The Unfolding of a Character

You stayin warm?...

I know, right...I'm dyin on the vine out here. Everythings one ginormous, fuckin icicle.

It was gettin old and needed new tires, but I never imagined it would break down when it's two degrees outside.  When is this bus gonna get here?

That blows. Where you headed?

To my mom's.  She needs help with her groceries and other stuff around her apartment. You?

Shit. Work...where else would I be goin at 7 in the morning?  

Bus pulls up.  Julia and Dylan get on.

My friend and I were lamenting about how hard it is to convey dialogue in a short story format.  You want the reader to feel what it feels like to be a middle-aged, single mother down on her luck sandwiched in between her two dependent kiddos while also managing the needs of her ailing, elderly mother.  And, a brilliant, punk ass kid in his early 20's who can't quite get it together, resolute on rebelling against the system but trapped by it all the same.

Without a messenger, the only thing you have is words and unfortunately, so much of the meat in dialogue happens in the non-verbal...the ways that we look at each other or look away or touch the other or want to, but don't.

And so, as Anne LaMott teaches, you try to get under the skin of the character and inhabit it, so that you can clear as a pin point articulate what they would and would not do.  The tough part is when you you're not a single mother or a punk kid in his early 20's.

So, you just keep at it...banging it out, erasing, rewriting, rereading, reimagining if the whole thing is plausible and if it's not, can you suspend the reader's disbelief long enough to entice them to come on the journey?

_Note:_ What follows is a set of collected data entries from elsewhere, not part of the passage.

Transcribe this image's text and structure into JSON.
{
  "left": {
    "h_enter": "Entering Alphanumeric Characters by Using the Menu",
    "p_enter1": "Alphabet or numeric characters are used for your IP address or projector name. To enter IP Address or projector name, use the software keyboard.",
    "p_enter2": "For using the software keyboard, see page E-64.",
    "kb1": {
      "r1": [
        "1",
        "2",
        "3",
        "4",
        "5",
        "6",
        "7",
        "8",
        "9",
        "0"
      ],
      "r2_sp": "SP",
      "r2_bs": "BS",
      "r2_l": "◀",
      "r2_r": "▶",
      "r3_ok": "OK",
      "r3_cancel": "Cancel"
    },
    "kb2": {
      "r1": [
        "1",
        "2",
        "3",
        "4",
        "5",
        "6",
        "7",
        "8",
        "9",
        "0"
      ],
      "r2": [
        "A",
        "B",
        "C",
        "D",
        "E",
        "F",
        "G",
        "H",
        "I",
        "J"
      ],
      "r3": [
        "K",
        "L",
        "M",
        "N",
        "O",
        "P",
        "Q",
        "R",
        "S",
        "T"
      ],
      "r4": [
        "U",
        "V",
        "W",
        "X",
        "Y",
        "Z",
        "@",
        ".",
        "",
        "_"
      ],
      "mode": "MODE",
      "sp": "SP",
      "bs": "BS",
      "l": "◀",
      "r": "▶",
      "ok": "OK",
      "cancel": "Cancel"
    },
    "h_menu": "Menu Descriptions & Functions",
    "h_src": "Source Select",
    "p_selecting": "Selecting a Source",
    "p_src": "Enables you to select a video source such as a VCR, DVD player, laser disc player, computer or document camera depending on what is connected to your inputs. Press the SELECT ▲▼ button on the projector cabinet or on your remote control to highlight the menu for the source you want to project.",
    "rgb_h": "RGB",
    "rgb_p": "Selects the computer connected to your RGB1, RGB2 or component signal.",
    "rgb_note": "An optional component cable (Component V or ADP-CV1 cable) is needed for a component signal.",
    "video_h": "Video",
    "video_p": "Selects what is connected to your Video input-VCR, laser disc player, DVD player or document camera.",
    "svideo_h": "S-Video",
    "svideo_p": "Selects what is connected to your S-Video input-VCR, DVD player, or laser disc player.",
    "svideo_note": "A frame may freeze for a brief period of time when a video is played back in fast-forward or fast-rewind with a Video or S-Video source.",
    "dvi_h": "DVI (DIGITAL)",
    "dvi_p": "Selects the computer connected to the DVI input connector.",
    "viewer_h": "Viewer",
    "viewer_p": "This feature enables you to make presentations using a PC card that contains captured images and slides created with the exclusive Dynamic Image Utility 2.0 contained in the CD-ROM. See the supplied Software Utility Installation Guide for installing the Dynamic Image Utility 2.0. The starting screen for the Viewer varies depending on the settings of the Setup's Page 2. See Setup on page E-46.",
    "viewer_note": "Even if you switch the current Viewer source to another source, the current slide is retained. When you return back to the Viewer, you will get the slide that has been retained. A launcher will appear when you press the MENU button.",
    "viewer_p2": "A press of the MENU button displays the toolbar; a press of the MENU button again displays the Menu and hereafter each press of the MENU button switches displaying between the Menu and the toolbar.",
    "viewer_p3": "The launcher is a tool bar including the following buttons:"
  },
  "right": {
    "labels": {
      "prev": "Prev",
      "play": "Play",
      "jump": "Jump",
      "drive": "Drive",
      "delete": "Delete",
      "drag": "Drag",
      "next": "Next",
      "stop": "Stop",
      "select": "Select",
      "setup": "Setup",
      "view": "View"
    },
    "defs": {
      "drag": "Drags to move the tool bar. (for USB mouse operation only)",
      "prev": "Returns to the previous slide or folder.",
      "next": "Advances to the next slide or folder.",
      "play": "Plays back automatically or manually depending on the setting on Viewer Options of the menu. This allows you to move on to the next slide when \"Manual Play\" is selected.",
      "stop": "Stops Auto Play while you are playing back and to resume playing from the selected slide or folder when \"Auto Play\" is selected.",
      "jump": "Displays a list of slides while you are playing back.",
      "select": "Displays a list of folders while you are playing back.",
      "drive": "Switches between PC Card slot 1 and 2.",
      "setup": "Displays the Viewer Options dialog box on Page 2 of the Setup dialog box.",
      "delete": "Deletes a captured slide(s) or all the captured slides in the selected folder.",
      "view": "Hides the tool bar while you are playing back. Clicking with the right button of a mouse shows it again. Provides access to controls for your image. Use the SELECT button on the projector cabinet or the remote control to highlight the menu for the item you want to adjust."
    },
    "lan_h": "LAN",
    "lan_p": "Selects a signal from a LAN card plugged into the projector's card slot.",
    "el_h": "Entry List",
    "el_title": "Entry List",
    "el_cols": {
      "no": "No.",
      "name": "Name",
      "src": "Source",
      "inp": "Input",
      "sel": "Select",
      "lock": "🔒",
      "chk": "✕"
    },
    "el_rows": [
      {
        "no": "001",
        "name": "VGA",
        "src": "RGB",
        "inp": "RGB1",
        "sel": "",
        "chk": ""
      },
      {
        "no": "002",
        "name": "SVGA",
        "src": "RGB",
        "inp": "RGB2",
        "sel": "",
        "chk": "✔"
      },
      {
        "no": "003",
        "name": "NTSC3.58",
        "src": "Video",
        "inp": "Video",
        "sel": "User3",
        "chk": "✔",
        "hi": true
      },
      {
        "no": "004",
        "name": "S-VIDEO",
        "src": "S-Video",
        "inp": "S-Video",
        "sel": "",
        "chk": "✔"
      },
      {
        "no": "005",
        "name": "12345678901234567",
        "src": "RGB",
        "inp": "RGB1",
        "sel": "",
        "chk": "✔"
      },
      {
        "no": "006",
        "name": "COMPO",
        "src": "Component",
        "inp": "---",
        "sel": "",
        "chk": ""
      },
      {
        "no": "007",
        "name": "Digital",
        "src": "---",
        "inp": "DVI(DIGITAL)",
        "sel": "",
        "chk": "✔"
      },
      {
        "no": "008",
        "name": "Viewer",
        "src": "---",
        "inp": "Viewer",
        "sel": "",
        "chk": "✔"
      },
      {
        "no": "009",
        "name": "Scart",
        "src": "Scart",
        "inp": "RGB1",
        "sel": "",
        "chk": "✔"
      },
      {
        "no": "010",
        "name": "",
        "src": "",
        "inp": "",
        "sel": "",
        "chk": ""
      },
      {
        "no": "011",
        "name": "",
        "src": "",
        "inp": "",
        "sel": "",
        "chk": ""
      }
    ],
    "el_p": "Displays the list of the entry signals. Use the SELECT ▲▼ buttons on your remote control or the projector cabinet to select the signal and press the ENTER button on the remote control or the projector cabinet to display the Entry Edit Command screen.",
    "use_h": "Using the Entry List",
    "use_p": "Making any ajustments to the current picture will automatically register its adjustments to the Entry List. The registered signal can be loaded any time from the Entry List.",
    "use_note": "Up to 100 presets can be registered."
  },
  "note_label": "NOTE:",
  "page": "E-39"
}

Yesterday, after school, while getting Kate (7) ready for ballet, she asked me what I do at my computer.  I told her that I'm usually doing one of three things: writing, paying bills, or listening to music or all three.  And then she said, what do you do when we're at school?  To which I responded, that list is much longer.  And then she said, what did you do before we were here?  And I said, you mean before you were born? Nodding her head yes, I replied, I can hardly remember.

And it's true.  Just as I'm inventing characters for stories, I feel like I'm constantly reinventing me.  It's the nature of the story, the journey, the unfolding of the life.  And much as I'm completely oblivious to where the story line will go with Julia and Dylan, I'm equally as unsure about myself.

The good news for both are that the possibilities are limitless.